The little model, tremulous, like' a flower kissed by the sun after rain, went out with a light in her eyes.
The master of the house returned to Mr. Stone. Long he sat looking at the old man's slumber. "A thinker meditating upon action!" So might Hilary's figure, with its thin face resting on its hand, a furrow between the brows, and that painful smile, have been entitled in any catalogue of statues.

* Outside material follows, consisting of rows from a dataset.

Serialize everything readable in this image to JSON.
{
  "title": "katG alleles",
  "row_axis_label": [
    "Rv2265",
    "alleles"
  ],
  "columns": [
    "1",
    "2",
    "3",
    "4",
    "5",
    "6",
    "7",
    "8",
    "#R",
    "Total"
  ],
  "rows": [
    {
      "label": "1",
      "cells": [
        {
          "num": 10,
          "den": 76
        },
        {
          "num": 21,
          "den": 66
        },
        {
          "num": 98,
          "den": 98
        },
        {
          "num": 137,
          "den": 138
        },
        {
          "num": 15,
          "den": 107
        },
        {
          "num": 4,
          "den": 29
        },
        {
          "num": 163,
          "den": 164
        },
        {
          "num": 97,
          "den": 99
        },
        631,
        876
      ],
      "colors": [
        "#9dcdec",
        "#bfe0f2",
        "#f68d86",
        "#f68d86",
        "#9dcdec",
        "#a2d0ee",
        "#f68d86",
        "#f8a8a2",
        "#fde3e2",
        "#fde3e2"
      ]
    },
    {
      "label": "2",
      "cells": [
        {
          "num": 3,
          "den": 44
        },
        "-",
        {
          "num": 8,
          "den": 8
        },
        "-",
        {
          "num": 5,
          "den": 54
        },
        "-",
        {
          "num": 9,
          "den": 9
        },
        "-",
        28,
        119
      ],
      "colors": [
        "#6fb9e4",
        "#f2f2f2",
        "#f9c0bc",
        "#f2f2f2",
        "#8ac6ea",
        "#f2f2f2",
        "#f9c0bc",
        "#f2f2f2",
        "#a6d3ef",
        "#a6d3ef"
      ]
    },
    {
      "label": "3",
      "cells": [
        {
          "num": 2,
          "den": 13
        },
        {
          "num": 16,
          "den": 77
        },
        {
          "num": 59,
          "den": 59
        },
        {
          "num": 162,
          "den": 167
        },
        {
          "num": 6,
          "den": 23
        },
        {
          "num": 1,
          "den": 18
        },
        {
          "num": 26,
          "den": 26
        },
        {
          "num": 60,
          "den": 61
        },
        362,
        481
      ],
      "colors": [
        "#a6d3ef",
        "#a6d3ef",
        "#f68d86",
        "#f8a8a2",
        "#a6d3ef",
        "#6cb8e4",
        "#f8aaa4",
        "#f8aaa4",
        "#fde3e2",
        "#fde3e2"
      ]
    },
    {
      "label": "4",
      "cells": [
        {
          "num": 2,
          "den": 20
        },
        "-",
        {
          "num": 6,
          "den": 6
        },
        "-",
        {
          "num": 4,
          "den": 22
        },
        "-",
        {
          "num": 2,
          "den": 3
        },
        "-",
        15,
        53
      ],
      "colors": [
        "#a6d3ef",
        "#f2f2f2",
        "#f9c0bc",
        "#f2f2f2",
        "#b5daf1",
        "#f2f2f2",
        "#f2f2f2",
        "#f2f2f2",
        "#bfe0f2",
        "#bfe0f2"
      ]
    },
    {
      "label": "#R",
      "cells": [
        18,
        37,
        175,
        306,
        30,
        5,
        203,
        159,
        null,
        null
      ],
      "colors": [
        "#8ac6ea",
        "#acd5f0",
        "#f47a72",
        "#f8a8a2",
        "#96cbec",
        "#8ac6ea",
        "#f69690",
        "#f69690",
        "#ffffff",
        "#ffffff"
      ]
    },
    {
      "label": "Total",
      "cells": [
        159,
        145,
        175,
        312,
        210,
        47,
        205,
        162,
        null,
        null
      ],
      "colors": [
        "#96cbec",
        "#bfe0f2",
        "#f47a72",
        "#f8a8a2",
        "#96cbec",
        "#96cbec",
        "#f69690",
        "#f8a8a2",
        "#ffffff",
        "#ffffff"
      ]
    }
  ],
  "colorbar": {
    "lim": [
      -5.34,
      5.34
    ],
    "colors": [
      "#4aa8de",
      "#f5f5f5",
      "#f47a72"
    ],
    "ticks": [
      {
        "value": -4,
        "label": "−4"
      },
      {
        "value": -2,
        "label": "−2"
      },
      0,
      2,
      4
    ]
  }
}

Following out the instinct planted so deeply in human nature for treating with the utmost care and at great expense when dead those, who, when alive, have been served with careless parsimony, there started from the door of No. 1 in Hound Street a funeral procession of three four-wheeled cabs. The first bore the little coffin, on which lay a great white wreath (gift of Cecilia and Thyme). The second bore Mrs. Hughs, her son Stanley, and Joshua Creed. The third bore Martin Stone. In the first cab Silence was presiding with the scent of lilies over him who in his short life had made so little noise, the small grey shadow which had crept so quietly into being, and, taking his chance when he was not noticed, had crept so quietly out again. Never had he felt so restful, so much at home, as in that little common coffin, washed as he was to an unnatural whiteness, and wrapped in his mother's only spare sheet. Away from all the strife of men he was Journeying to a greater peace. His little aloe-plant had flowered; and, between the open windows of the only carriage he had ever been inside, the wind--which, who knows? he had perhaps become--stirred the fronds of fern and the flowers of his funeral wreath. Thus he was going from that world where all men were his brothers.

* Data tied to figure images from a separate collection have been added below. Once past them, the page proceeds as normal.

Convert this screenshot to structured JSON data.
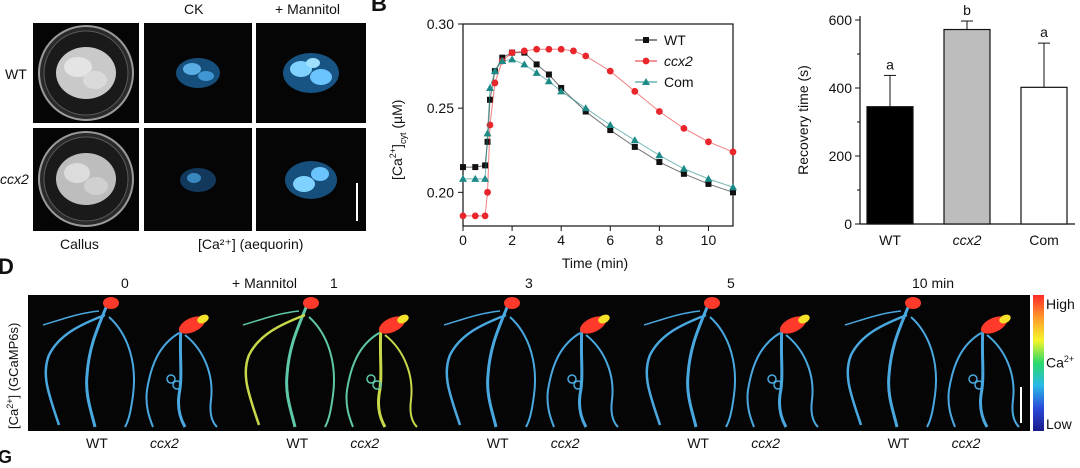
{
  "panelA": {
    "col_headers": [
      "CK",
      "+ Mannitol"
    ],
    "row_labels": [
      "WT",
      "ccx2"
    ],
    "bottom_labels": [
      "Callus",
      "[Ca²⁺] (aequorin)"
    ]
  },
  "panelB": {
    "letter": "B",
    "chart_data": {
      "type": "scatter",
      "xlabel": "Time (min)",
      "ylabel": "[Ca²⁺]cyt (µM)",
      "ylabel_main": "[Ca",
      "ylabel_sup": "2+",
      "ylabel_mid": "]",
      "ylabel_sub": "cyt",
      "ylabel_end": " (µM)",
      "xlim": [
        0,
        11
      ],
      "ylim": [
        0.18,
        0.3
      ],
      "xticks": [
        0,
        2,
        4,
        6,
        8,
        10
      ],
      "yticks": [
        0.2,
        0.25,
        0.3
      ],
      "legend_position": "top-right",
      "series": [
        {
          "name": "WT",
          "color": "#111111",
          "marker": "square",
          "x": [
            0,
            0.5,
            0.9,
            1.0,
            1.1,
            1.3,
            1.6,
            2.0,
            2.5,
            3.0,
            3.5,
            4.0,
            5.0,
            6.0,
            7.0,
            8.0,
            9.0,
            10.0,
            11.0
          ],
          "y": [
            0.215,
            0.215,
            0.216,
            0.23,
            0.255,
            0.272,
            0.28,
            0.283,
            0.283,
            0.276,
            0.27,
            0.262,
            0.248,
            0.237,
            0.227,
            0.218,
            0.211,
            0.205,
            0.2
          ]
        },
        {
          "name": "ccx2",
          "color": "#e8262b",
          "marker": "circle",
          "x": [
            0,
            0.5,
            0.9,
            1.0,
            1.1,
            1.3,
            1.6,
            2.0,
            2.5,
            3.0,
            3.5,
            4.0,
            4.5,
            5.0,
            6.0,
            7.0,
            8.0,
            9.0,
            10.0,
            11.0
          ],
          "y": [
            0.186,
            0.186,
            0.186,
            0.2,
            0.24,
            0.265,
            0.278,
            0.283,
            0.284,
            0.285,
            0.285,
            0.285,
            0.284,
            0.281,
            0.272,
            0.26,
            0.248,
            0.238,
            0.23,
            0.224
          ]
        },
        {
          "name": "Com",
          "color": "#1d8a87",
          "marker": "triangle",
          "x": [
            0,
            0.5,
            0.9,
            1.0,
            1.1,
            1.3,
            1.6,
            2.0,
            2.5,
            3.0,
            3.5,
            4.0,
            5.0,
            6.0,
            7.0,
            8.0,
            9.0,
            10.0,
            11.0
          ],
          "y": [
            0.208,
            0.208,
            0.208,
            0.235,
            0.262,
            0.272,
            0.278,
            0.279,
            0.276,
            0.271,
            0.266,
            0.26,
            0.25,
            0.24,
            0.231,
            0.222,
            0.214,
            0.208,
            0.203
          ]
        }
      ]
    }
  },
  "panelC": {
    "chart_data": {
      "type": "bar",
      "categories": [
        "WT",
        "ccx2",
        "Com"
      ],
      "values": [
        345,
        572,
        402
      ],
      "errors": [
        92,
        25,
        130
      ],
      "sig_letters": [
        "a",
        "b",
        "a"
      ],
      "colors": [
        "#000000",
        "#bdbdbd",
        "#ffffff"
      ],
      "ylabel": "Recovery time (s)",
      "ylim": [
        0,
        600
      ],
      "yticks": [
        0,
        200,
        400,
        600
      ]
    }
  },
  "panelD": {
    "letter": "D",
    "ylabel_main": "[Ca",
    "ylabel_sup": "2+",
    "ylabel_end": "] (GCaMP6s)",
    "mannitol_label": "+ Mannitol",
    "timepoints": [
      "0",
      "1",
      "3",
      "5",
      "10 min"
    ],
    "genotypes": [
      "WT",
      "ccx2"
    ],
    "colorbar": {
      "high": "High",
      "low": "Low",
      "mid_main": "Ca",
      "mid_sup": "2+"
    }
  },
  "next_letter": "G"
}
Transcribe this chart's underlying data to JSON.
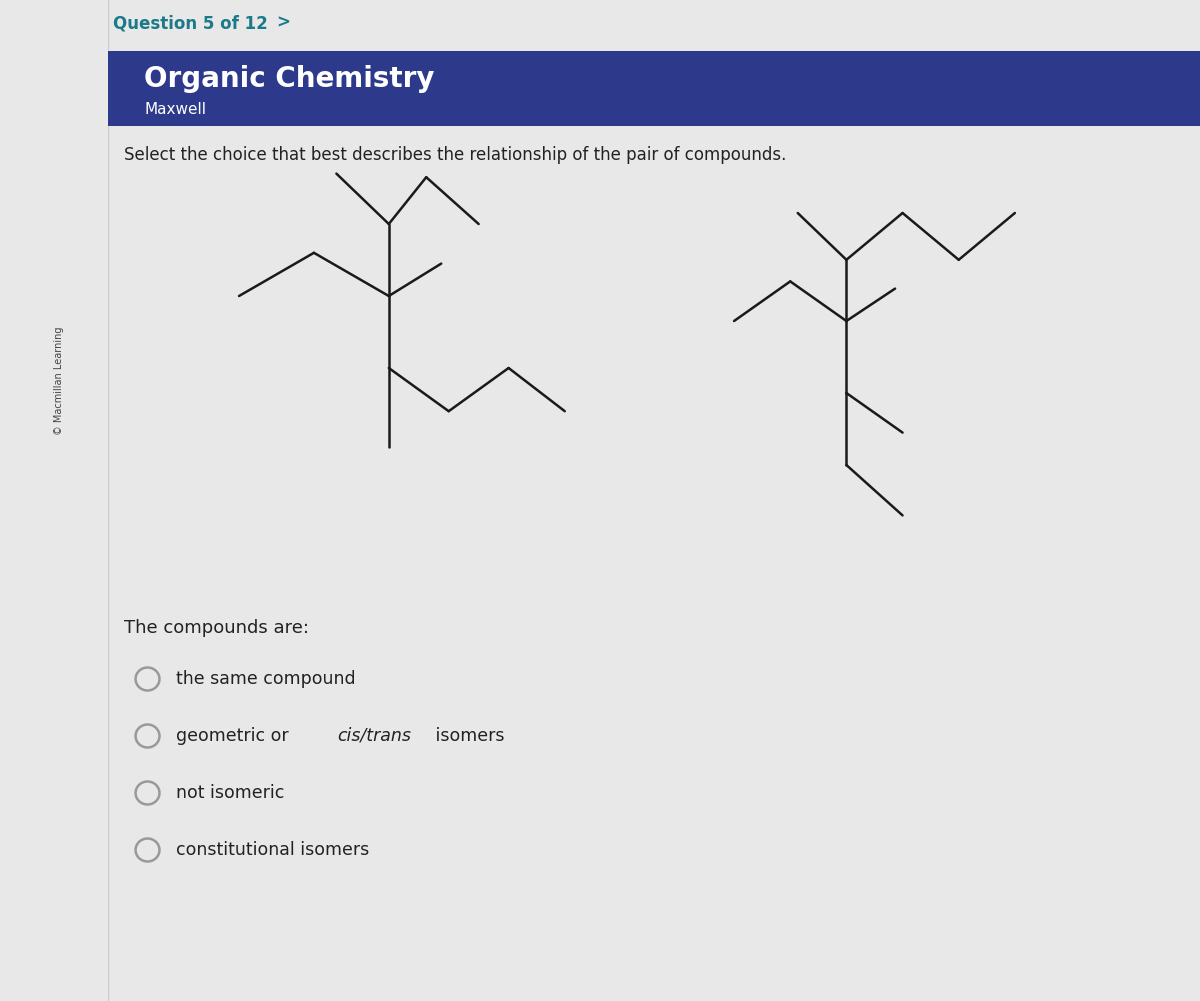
{
  "title_question": "Question 5 of 12",
  "title_arrow": ">",
  "header_title": "Organic Chemistry",
  "header_subtitle": "Maxwell",
  "header_bg_color": "#2d3a8c",
  "header_text_color": "#ffffff",
  "question_text": "Select the choice that best describes the relationship of the pair of compounds.",
  "compounds_label": "The compounds are:",
  "choices": [
    "the same compound",
    "geometric or cis/trans isomers",
    "not isomeric",
    "constitutional isomers"
  ],
  "background_color": "#e8e8e8",
  "panel_color": "#ffffff",
  "question_color": "#1a7a8a",
  "body_text_color": "#222222",
  "line_color": "#1a1a1a",
  "radio_color": "#999999"
}
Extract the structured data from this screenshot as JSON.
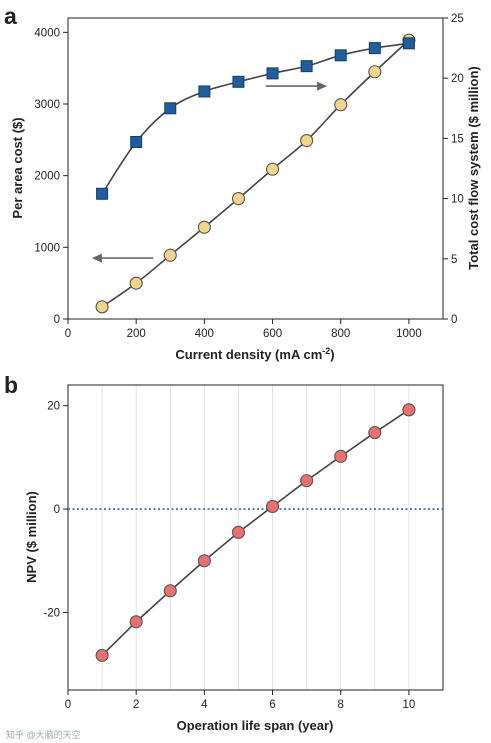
{
  "watermark": "知乎 @大脑的天空",
  "chart_data": [
    {
      "type": "line",
      "panel_label": "a",
      "xlabel": "Current density (mA cm",
      "xlabel_sup": "-2",
      "xlabel_end": ")",
      "ylabel": "Per area cost ($)",
      "y2label": "Total cost flow system ($ million)",
      "xlim": [
        0,
        1100
      ],
      "ylim": [
        0,
        4200
      ],
      "y2lim": [
        0,
        25
      ],
      "x_ticks": [
        0,
        200,
        400,
        600,
        800,
        1000
      ],
      "y_ticks": [
        0,
        1000,
        2000,
        3000,
        4000
      ],
      "y2_ticks": [
        0,
        5,
        10,
        15,
        20,
        25
      ],
      "grid": false,
      "legend": "none",
      "series": [
        {
          "axis": "left",
          "marker": "circle",
          "color": "#f0d58c",
          "x": [
            100,
            200,
            300,
            400,
            500,
            600,
            700,
            800,
            900,
            1000
          ],
          "values": [
            170,
            500,
            890,
            1280,
            1680,
            2090,
            2490,
            2990,
            3450,
            3890
          ]
        },
        {
          "axis": "right",
          "marker": "square",
          "color": "#1f5e9a",
          "x": [
            100,
            200,
            300,
            400,
            500,
            600,
            700,
            800,
            900,
            1000
          ],
          "values": [
            10.4,
            14.7,
            17.5,
            18.9,
            19.7,
            20.4,
            21.0,
            21.9,
            22.5,
            22.9
          ]
        }
      ],
      "annotations": [
        {
          "type": "arrow",
          "direction": "left",
          "points_to_axis": "left",
          "x_from": 250,
          "x_to": 70,
          "y": 850
        },
        {
          "type": "arrow",
          "direction": "right",
          "points_to_axis": "right",
          "x_from": 580,
          "x_to": 760,
          "y": 3250
        }
      ]
    },
    {
      "type": "line",
      "panel_label": "b",
      "xlabel": "Operation life span (year)",
      "ylabel": "NPV ($ million)",
      "xlim": [
        0,
        11
      ],
      "ylim": [
        -35,
        24
      ],
      "x_ticks": [
        0,
        2,
        4,
        6,
        8,
        10
      ],
      "y_ticks": [
        -20,
        0,
        20
      ],
      "grid": "vertical",
      "legend": "none",
      "reference_line": {
        "y": 0,
        "style": "dotted",
        "color": "#2a6aa8"
      },
      "series": [
        {
          "marker": "circle",
          "color": "#e87070",
          "x": [
            1,
            2,
            3,
            4,
            5,
            6,
            7,
            8,
            9,
            10
          ],
          "values": [
            -28.3,
            -21.8,
            -15.8,
            -10.0,
            -4.5,
            0.5,
            5.5,
            10.2,
            14.8,
            19.2
          ]
        }
      ]
    }
  ]
}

>From the second cab the same wind was rigidly excluded, and there was silence, broken by the aged butler's breathing. Dressed in his Newmarket coat, he was recalling with a certain sense of luxury past, journeys in four-wheeled cabs--occasions when, seated beside a box corded and secured with sealing-wax, he had taken his master's plate for safety to the bank; occasions when, under a roof piled up with guns and boxes, he had sat holding the "Honorable Bateson's" dog; occasions when, with some young person by his side, he had driven at the tail of a baptismal, nuptial, or funeral cortege. These memories of past grandeur came back to him with curious poignancy, and for some reason the words kept rising in his mind: 'For richer or poorer, for better or worser, in health and in sick places, till death do us part.' But in the midst of the exaltation of these recollections the old heart beneath his old red flannel chest-protector--that companion of his exile--twittering faintly at short intervals, made him look at the woman by his side. He longed to convey to her some little of the satisfaction he felt in the fact that this was by no means the low class of funeral it might have been. He doubted whether, with her woman's mind, she was getting all the comfort she could out of three four-wheeled cabs and a wreath of lilies. The seamstress's thin face, with its pinched, passive look, was indeed thinner, quieter, than ever. What she was thinking of he could not tell. There were so many things she might be thinking of. She, too, no doubt, had seen her grandeur, if but in the solitary drive away from the church where, eight years ago, she and Hughs had listened to the words now haunting Creed. Was she thinking of that; of her lost youth and comeliness, and her man's dead love; of the long descent to shadowland; of the other children she had buried; of Hughs in prison; of the girl that had "put a spell on him"; or only of the last precious tugs the tiny lips at rest in the first four-wheeled cab had given at her breast? Or was she, with a nicer feeling for proportion, reflecting that, had not people been so kind, she might have had to walk behind a funeral provided by the parish?
The old butler could not tell, but he--whose one desire now, coupled with the wish to die outside a workhouse, was to save enough to bury his own body without the interference of other people--was inclined to think she must be dwelling on the brighter side of things; and, designing to encourage her, he said: "Wonderful improvement in these 'ere four-wheel cabs! Oh dear, yes! I remember of them when they were the shadders of what they are at the present time of speakin'."